En ese momento, simplemente pasé de largo.
A veces, los lugares que se visitan durante un viaje no parecen tan especiales en el momento.
Tomé una foto.
Caminé un poco.
Vi el paisaje.
Comí arroz.
Algunos lugares terminan en ese punto.
Pero, más tarde, hay lugares que recuerdo de forma extraña.
No ha ocurrido ningún evento importante.
No hubo una sensación de profunda emoción.
Aún así, por alguna razón, a menudo me viene a la mente.
Los recuerdos de lugares llegan con retraso.
La impresión de un lugar no siempre se revela por completo en el mismo instante.
En ese momento, quizás estaba demasiado cansado y simplemente me limité a moverme.
Quizás, simplemente, el clima era malo y quería regresar al hotel lo antes posible.
Pero, con el tiempo, me doy cuenta de que queda una sensación diferente.
La forma en que las carreteras se curvan.
El color del cielo.
El olor de la estación.
La sensación de los escalones de piedra.
Esas cosas pequeñas pueden tener un efecto sutil que se hace sentir más tarde.

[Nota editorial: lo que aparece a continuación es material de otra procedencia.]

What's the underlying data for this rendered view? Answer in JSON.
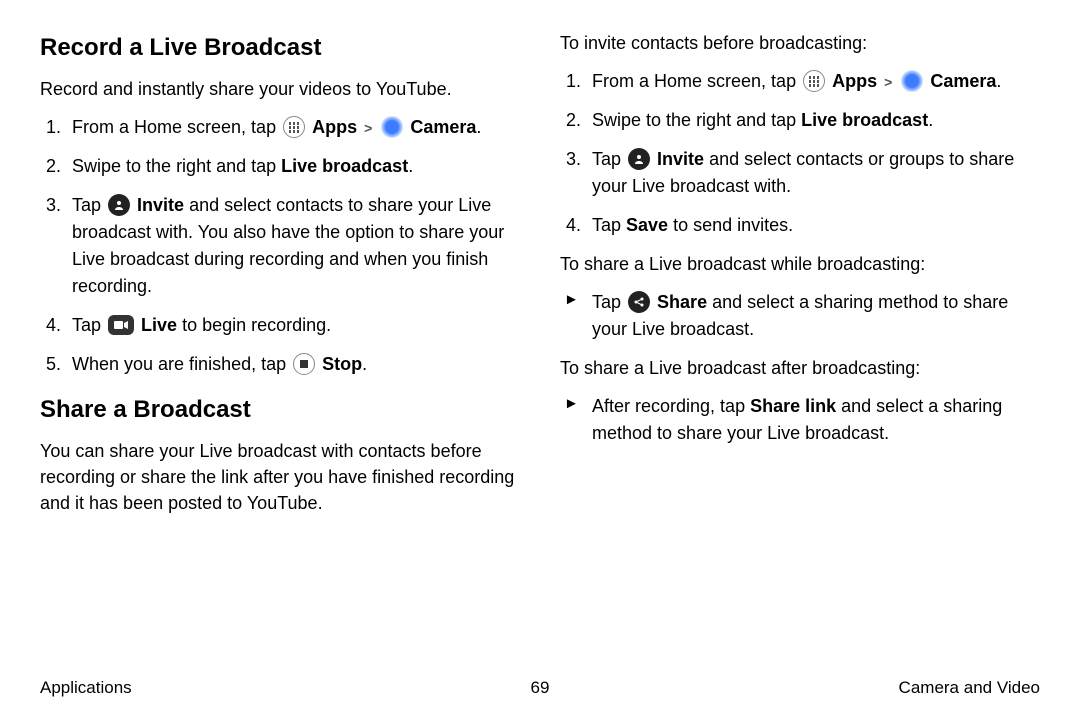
{
  "left": {
    "heading1": "Record a Live Broadcast",
    "intro1": "Record and instantly share your videos to YouTube.",
    "steps1": {
      "s1_pre": "From a Home screen, tap ",
      "s1_apps": "Apps",
      "s1_camera": "Camera",
      "s1_post": ".",
      "s2_pre": "Swipe to the right and tap ",
      "s2_bold": "Live broadcast",
      "s2_post": ".",
      "s3_pre": "Tap ",
      "s3_bold": "Invite",
      "s3_post": " and select contacts to share your Live broadcast with. You also have the option to share your Live broadcast during recording and when you finish recording.",
      "s4_pre": "Tap ",
      "s4_bold": "Live",
      "s4_post": " to begin recording.",
      "s5_pre": "When you are finished, tap ",
      "s5_bold": "Stop",
      "s5_post": "."
    },
    "heading2": "Share a Broadcast",
    "intro2": "You can share your Live broadcast with contacts before recording or share the link after you have finished recording and it has been posted to YouTube."
  },
  "right": {
    "intro1": "To invite contacts before broadcasting:",
    "steps1": {
      "s1_pre": "From a Home screen, tap ",
      "s1_apps": "Apps",
      "s1_camera": "Camera",
      "s1_post": ".",
      "s2_pre": "Swipe to the right and tap ",
      "s2_bold": "Live broadcast",
      "s2_post": ".",
      "s3_pre": "Tap ",
      "s3_bold": "Invite",
      "s3_post": " and select contacts or groups to share your Live broadcast with.",
      "s4_pre": "Tap ",
      "s4_bold": "Save",
      "s4_post": " to send invites."
    },
    "intro2": "To share a Live broadcast while broadcasting:",
    "arrow1": {
      "pre": "Tap ",
      "bold": "Share",
      "post": " and select a sharing method to share your Live broadcast."
    },
    "intro3": "To share a Live broadcast after broadcasting:",
    "arrow2": {
      "pre": "After recording, tap ",
      "bold": "Share link",
      "post": " and select a sharing method to share your Live broadcast."
    }
  },
  "footer": {
    "left": "Applications",
    "center": "69",
    "right": "Camera and Video"
  },
  "glyphs": {
    "chevron": ">"
  }
}
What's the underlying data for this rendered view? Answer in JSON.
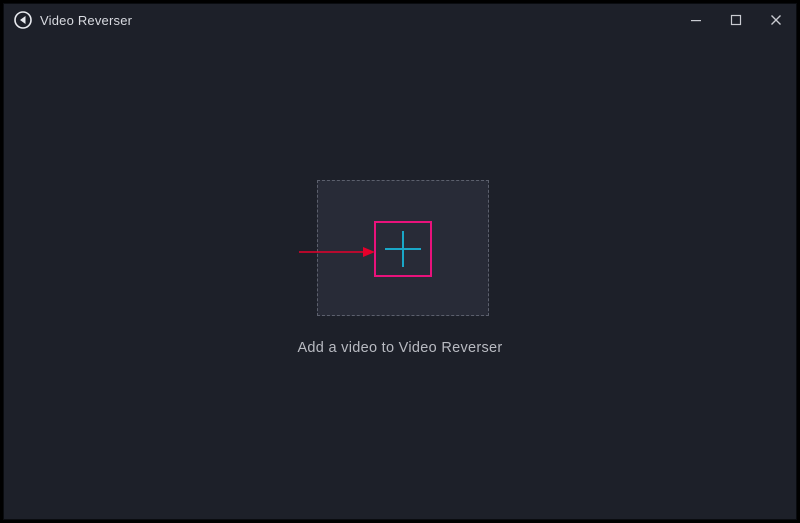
{
  "titlebar": {
    "app_name": "Video Reverser"
  },
  "main": {
    "add_video_caption": "Add a video to Video Reverser"
  },
  "colors": {
    "background": "#1d2029",
    "dropzone_fill": "#282b37",
    "dropzone_border": "#5c606d",
    "highlight_box": "#e9127b",
    "plus_icon": "#1aa7c7",
    "arrow": "#e6002b",
    "text_primary": "#d8dae0",
    "text_secondary": "#b8bac1"
  }
}
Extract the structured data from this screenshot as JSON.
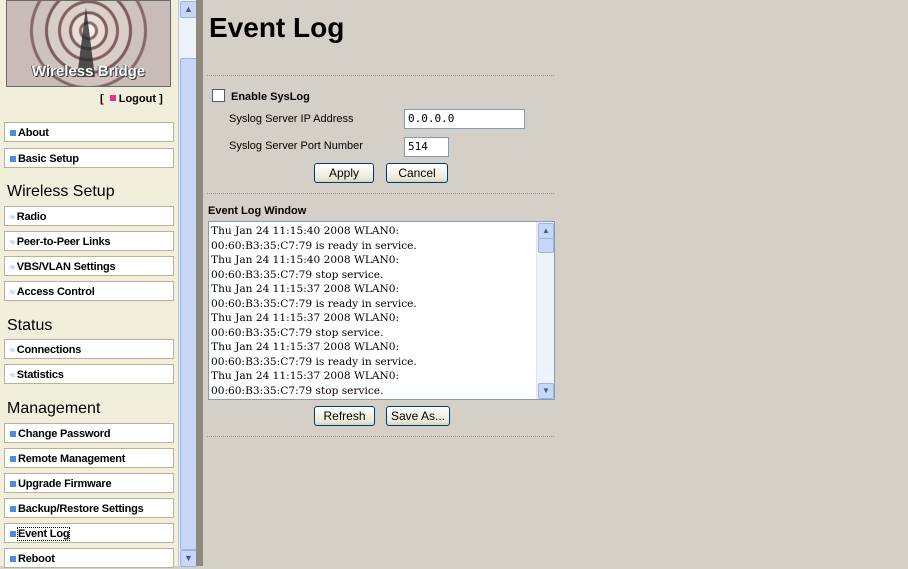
{
  "sidebar": {
    "logo_text": "Wireless Bridge",
    "logout": {
      "open": "[",
      "label": "Logout",
      "close": "]"
    },
    "items_top": [
      {
        "label": "About"
      },
      {
        "label": "Basic Setup"
      }
    ],
    "sections": [
      {
        "title": "Wireless Setup",
        "items": [
          {
            "label": "Radio"
          },
          {
            "label": "Peer-to-Peer Links"
          },
          {
            "label": "VBS/VLAN Settings"
          },
          {
            "label": "Access Control"
          }
        ]
      },
      {
        "title": "Status",
        "items": [
          {
            "label": "Connections"
          },
          {
            "label": "Statistics"
          }
        ]
      },
      {
        "title": "Management",
        "items": [
          {
            "label": "Change Password"
          },
          {
            "label": "Remote Management"
          },
          {
            "label": "Upgrade Firmware"
          },
          {
            "label": "Backup/Restore Settings"
          },
          {
            "label": "Event Log"
          },
          {
            "label": "Reboot"
          }
        ]
      }
    ],
    "active_item": "Event Log"
  },
  "main": {
    "title": "Event Log",
    "syslog": {
      "enable_label": "Enable SysLog",
      "enabled": false,
      "ip_label": "Syslog Server IP Address",
      "ip_value": "0.0.0.0",
      "port_label": "Syslog Server Port Number",
      "port_value": "514",
      "apply_label": "Apply",
      "cancel_label": "Cancel"
    },
    "event_log": {
      "title": "Event Log Window",
      "lines": [
        "Thu Jan 24 11:15:40 2008 WLAN0:",
        "00:60:B3:35:C7:79 is ready in service.",
        "Thu Jan 24 11:15:40 2008 WLAN0:",
        "00:60:B3:35:C7:79 stop service.",
        "Thu Jan 24 11:15:37 2008 WLAN0:",
        "00:60:B3:35:C7:79 is ready in service.",
        "Thu Jan 24 11:15:37 2008 WLAN0:",
        "00:60:B3:35:C7:79 stop service.",
        "Thu Jan 24 11:15:37 2008 WLAN0:",
        "00:60:B3:35:C7:79 is ready in service.",
        "Thu Jan 24 11:15:37 2008 WLAN0:",
        "00:60:B3:35:C7:79 stop service."
      ],
      "refresh_label": "Refresh",
      "save_as_label": "Save As..."
    }
  },
  "colors": {
    "page_background": "#d4d0c8",
    "sidebar_background": "#f2eedc",
    "nav_bullet": "#4c8de0",
    "logout_bullet": "#e4328c"
  },
  "icons": {
    "nav_bullet": "square-bullet-icon",
    "nav_wireless": "wireless-signal-icon",
    "scroll_up": "scroll-up-arrow-icon",
    "scroll_down": "scroll-down-arrow-icon"
  }
}
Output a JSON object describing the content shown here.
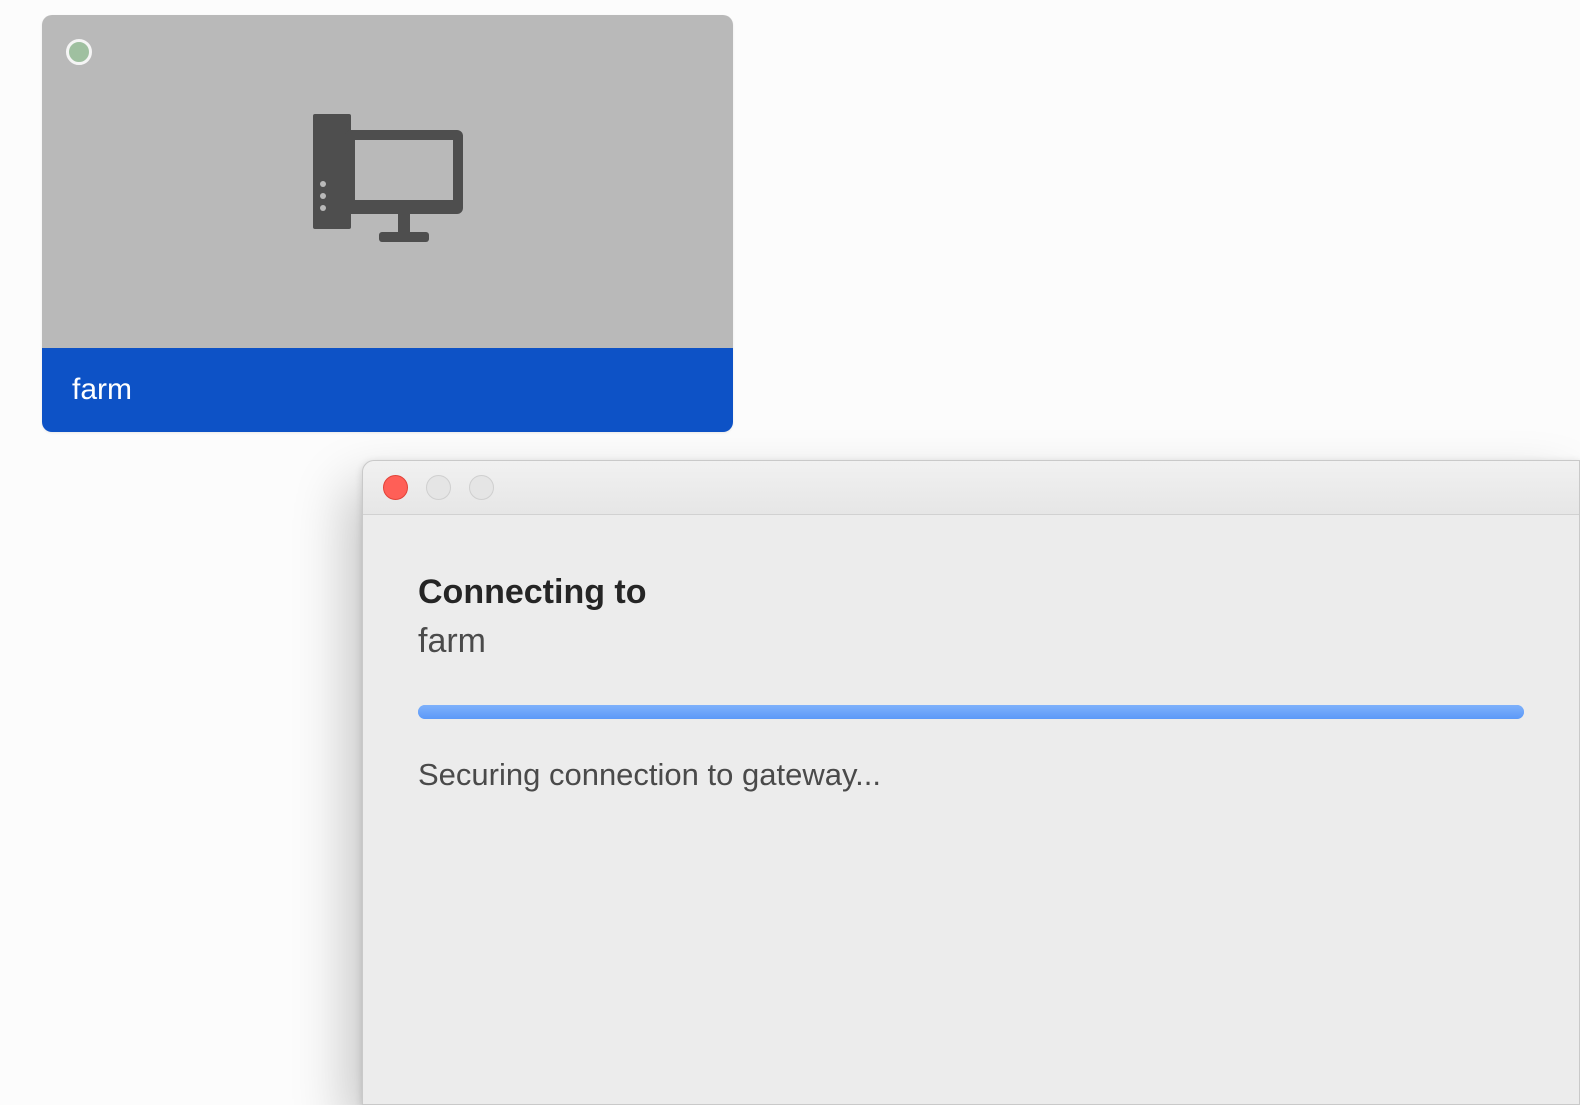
{
  "tile": {
    "name": "farm",
    "status_indicator": "online",
    "icon": "desktop-computer-icon",
    "colors": {
      "footer_bg": "#0d52c6",
      "top_bg": "#b9b9b9",
      "status_dot": "#9fc0a0"
    }
  },
  "dialog": {
    "heading": "Connecting to",
    "target": "farm",
    "status": "Securing connection to gateway...",
    "progress": {
      "indeterminate": true,
      "color": "#6ea6f9"
    },
    "traffic_lights": {
      "close_enabled": true,
      "minimize_enabled": false,
      "zoom_enabled": false
    }
  }
}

No intente comprender el significado inmediatamente.
Ese lugar está relacionado con una vida anterior.
Allí me habían llamado.
Era un lugar sagrado especial.
Puede que a veces uno sienta la necesidad de decir eso.
Pero, creo que no es necesario llegar a ese punto desde el principio.
Primero, veamos qué queda.
¿Qué paisaje evoca?
¿Qué sensaciones físicas quedan?
¿Quieres volver a ir, o ya no quieres ir?
Es suficiente con analizarlo desde puntos concretos como esos.
Lugares donde la eficacia se hace sentir silenciosamente.
En Wayanata, el lugar también es una parte importante del registro.
Los lugares de nuestros sueños, los destinos reales que visitamos y hasta los caminos cotidianos pueden adquirir significado después de tiempo.
La memoria de un lugar no necesita convertirse inmediatamente en una explicación extensa.
Dejemos que haga efecto gradualmente.
Cuando hay ese espacio en blanco, el registro de un viaje deja de ser simplemente un registro de movimientos.